Hacer el inventario de toda la madera que se cortó durante todo el siglo XX, nos permitiría entender el daño causado a las cuencas. Pero sí tenemos claro: los dominicanos se dieron cuenta de que había que sembrar. Entonces se pensó que se podía devastar un gran territorio con el pretexto de que se iba a sembrar. A su vez, pronto se entendió que había que hacer un análisis sobre las cuencas. Poco a poco, los bosques dominicanos se quedarían sin árboles y esto era un asunto que tenía que ser tomado en control por los gobiernos. El surgimiento de las áreas protegidas vino a funcionar en un escenario que distaba mucho de la depredación haitiana en el otro lado. Nuestros bosques podrían ser recuperados.

Ante el triste espectáculo de la tumba y la quema, los dominicanos se dieron cuenta que tenían que reponer y sembrar en largos lugares de su territorio. Dentro de la cordillera, podemos observar parajes que ya están más civilizados: hace diez años, estos sitios no tenían una sola casa de excursión o eran lugares de alguna travesía, de algún recorrido para el esparcimiento de viajeros ocasionales. Hoy son lugares muy frecuentados en largas caravanas. La población ha crecido y con ella, los viajes que se hacen todos los fines de semana (y aun en días de semana), para disfrutar las bellezas de las que hablamos en el primer párrafo.

Como decíamos anteriormente, está claro que uno visita estos lugares con cierto grado de asombro: se ha penetrado de manera profunda por lugares que antes no estaban disponibles. Ha habido un movimiento máximo: grandes grupos de inversión inmobiliaria, junto a grandes capitales, se han unido en una especie de joint venture: se necesitan grandes casas, hay terreno y la belleza es algo que resulta rentable desde el punto del marketing inmobiliario. El viejo aserto explica la dicotomía: una casa en la playa y una casa en la montaña.

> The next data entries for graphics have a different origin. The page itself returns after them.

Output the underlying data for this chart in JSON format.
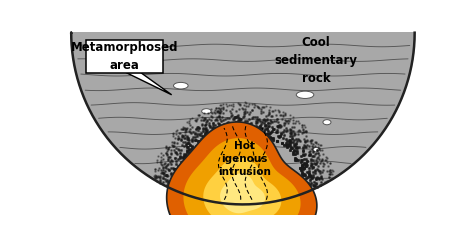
{
  "bg_color": "#ffffff",
  "rock_color": "#a8a8a8",
  "rock_dark_color": "#888888",
  "rock_line_color": "#555555",
  "halftone_color": "#1a1a1a",
  "intrusion_orange": "#e06000",
  "intrusion_yellow": "#f0a000",
  "intrusion_light": "#ffd040",
  "intrusion_bright": "#ffe880",
  "outline_color": "#222222",
  "label_cool": "Cool\nsedimentary\nrock",
  "label_meta": "Metamorphosed\narea",
  "label_hot": "Hot\nigenous\nintrusion"
}
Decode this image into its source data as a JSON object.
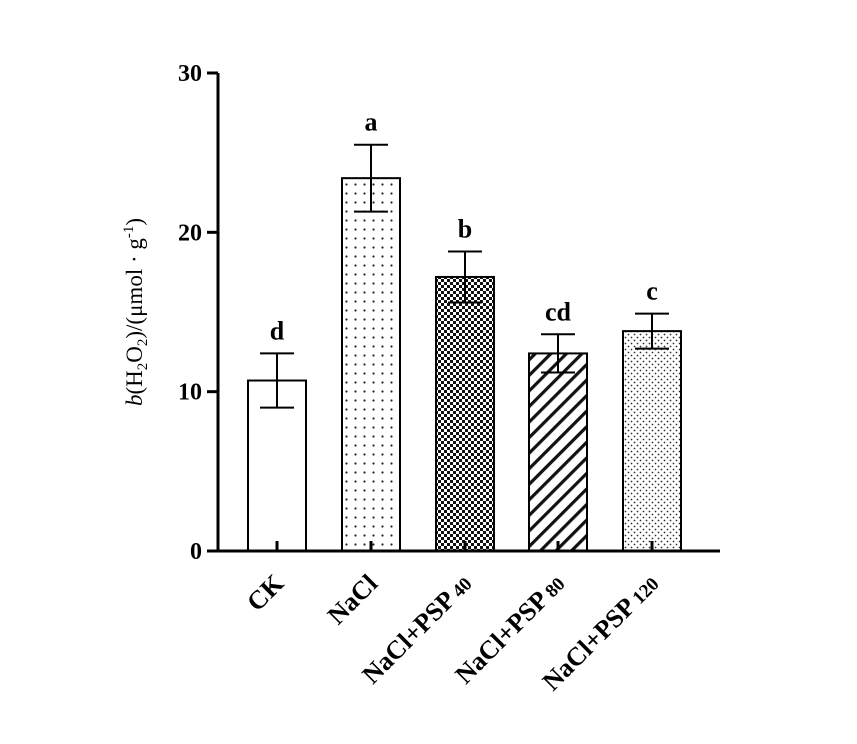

Los mapas son muy importantes y cualquier viajero tiene uno en su vehículo y en su celular. Allí se nos muestra todo un lugar que es detectable para localizarlo y no perderse en el camino. 

Conozco gente que trabajó toda su vida y que amasó “fortuna” para ahora invertirla en estos lugares. También podemos destacar que hay toda una parafernalia de la arquitectura y de la ingeniería en estos lugares: el montaje de un jacuzzi exige de una logística que dejaría impresionado al mejor ingeniero de la Nasa, y eso es mucho decir. Por esta razón, es notable que se exija mucho cuando se invierte en una de estas propiedades en la Cordillera. Cada día mas se nota que hay más fervor por esta zona: me refiero a Constanza o Jarabacoa donde hemos visto inversiones multimillonarias.

Hay una razón muy plausible que hace que muchos vengan: el número de carreteras y la conexión de los llamados “caminos vecinales”. Se ha penetrado la Cordillera hasta puntos que no nos habíamos imaginado.

Hoy todo es accesible, pero hay que tener en cuenta algo que verían los historiadores: el proceso social que acarrea el desarrollo urbanístico. En términos económicos, ahí está la producción, enfocando el quehacer de algunas comunidades, al tiempo que otras tienen una característica que muchos han detectado: se trata de una dinámica diferente del chiripero a orillas de la carretera y en pequeños poblados: el billar, la banca, el salón, el taller, el motoconcho y la remesa son ejes fundamentales de la supervivencia de estas comunidades. 

El autor es mercadólogo, escritor y melómano nacido en 1974.